Departemen tersebut telah memperketat keamanan, memperluas jam kerja, dan melipatgandakan jumlah paspor yang dikeluarkan. Tetapi setidaknya 3.000 orang menyerahkan formulir setiap hari, kata H.P. Chandralal, yang mengawasi otorisasi sebagian besar aplikasi.

Sistem aplikasi online macet selama berbulan-bulan dan banyak pengaju paspor baru tidak bisa mendapatkan janji yang diperlukan.

“Sangat sulit berurusan dengan masyarakat karena mereka frustrasi dan tidak mengerti bahwa sistem tidak dilengkapi untuk menangani permintaan semacam ini,” kata Chandralal.

“Jadi mereka marah dan menyalahkan kami, tetapi tidak ada yang bisa kami lakukan,” jelasnya.

Urgensi bagi banyak orang yang ingin pergi diperparah baru-baru ini dengan peringatan dari Perdana Menteri Ranil Wickremesinghe bahwa krisis pangan hanya beberapa bulan lagi.

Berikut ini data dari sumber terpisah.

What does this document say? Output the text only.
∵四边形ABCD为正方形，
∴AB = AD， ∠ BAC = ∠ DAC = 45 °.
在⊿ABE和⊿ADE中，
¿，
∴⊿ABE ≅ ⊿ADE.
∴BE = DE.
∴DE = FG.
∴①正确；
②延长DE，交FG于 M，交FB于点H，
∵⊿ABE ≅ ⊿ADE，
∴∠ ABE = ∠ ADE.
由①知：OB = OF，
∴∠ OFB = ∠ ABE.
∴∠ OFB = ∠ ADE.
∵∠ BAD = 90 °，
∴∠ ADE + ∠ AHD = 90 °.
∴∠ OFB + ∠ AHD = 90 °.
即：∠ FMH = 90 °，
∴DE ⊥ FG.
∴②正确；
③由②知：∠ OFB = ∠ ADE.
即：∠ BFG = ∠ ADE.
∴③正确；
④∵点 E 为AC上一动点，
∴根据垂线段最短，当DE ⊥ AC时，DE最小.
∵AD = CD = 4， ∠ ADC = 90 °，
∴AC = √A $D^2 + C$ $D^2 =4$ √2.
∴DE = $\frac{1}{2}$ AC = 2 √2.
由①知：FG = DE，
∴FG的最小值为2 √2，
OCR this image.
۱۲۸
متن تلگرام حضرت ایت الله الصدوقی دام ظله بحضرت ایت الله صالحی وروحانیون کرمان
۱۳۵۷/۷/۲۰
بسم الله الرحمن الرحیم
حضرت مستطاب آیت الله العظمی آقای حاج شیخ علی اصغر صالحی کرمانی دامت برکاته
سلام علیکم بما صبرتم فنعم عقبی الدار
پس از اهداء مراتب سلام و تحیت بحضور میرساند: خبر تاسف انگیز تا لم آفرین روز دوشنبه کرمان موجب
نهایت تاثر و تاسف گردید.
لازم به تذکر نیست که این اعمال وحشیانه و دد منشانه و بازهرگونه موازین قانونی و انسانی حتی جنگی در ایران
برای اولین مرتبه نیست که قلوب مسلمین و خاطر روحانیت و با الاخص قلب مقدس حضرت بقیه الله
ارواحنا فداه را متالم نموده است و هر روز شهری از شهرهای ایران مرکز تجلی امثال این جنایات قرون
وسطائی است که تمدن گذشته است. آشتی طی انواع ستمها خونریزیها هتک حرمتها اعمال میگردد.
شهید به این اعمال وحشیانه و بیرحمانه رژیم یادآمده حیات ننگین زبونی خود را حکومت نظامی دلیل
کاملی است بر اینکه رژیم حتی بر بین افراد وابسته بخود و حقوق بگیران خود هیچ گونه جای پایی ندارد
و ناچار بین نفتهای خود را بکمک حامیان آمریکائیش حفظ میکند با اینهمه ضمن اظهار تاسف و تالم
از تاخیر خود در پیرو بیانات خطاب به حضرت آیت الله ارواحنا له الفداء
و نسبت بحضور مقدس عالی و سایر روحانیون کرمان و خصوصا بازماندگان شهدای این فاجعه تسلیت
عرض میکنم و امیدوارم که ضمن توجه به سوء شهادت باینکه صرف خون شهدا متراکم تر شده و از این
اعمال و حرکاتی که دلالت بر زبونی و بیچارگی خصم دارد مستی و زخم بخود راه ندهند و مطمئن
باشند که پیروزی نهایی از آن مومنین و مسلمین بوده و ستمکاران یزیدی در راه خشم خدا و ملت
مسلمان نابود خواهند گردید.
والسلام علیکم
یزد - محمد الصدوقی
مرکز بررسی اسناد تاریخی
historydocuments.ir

Perserikatan Bangsa-Bangsa mengatakan Sri Lanka berisiko mengalami darurat kemanusiaan besar-besaran, dan telah meluncurkan rencana untuk memberikan USD 47,2 juta kepada 1,7 juta orang yang paling rentan di negara itu.

Dalam upaya untuk memperbaiki krisis, Sri Lanka sedang dalam pembicaraan dengan Dana Moneter Internasional (IMF) untuk paket bailout, setelah menangguhkan pembayaran utang luar negeri sekitar USD 12 miliar pada bulan April.

Pemerintah Sri Lanka memperkirakan akan membutuhkan bantuan setidaknya USD 5 miliar untuk memenuhi impor penting selama sisa tahun ini.

Lenora bertekad untuk melakukan apa yang dia bisa untuk kehidupan yang lebih baik, untuk dia dan anak-anaknya.

“Saya ingin menghabiskan dua tahun di Kuwait kemudian saya yakin saya bisa mendapatkan dan menabung cukup untuk kembali,” katanya.

“Saya ingin mendidik anak perempuan saya. Itu yang terpenting,” terang Lenora.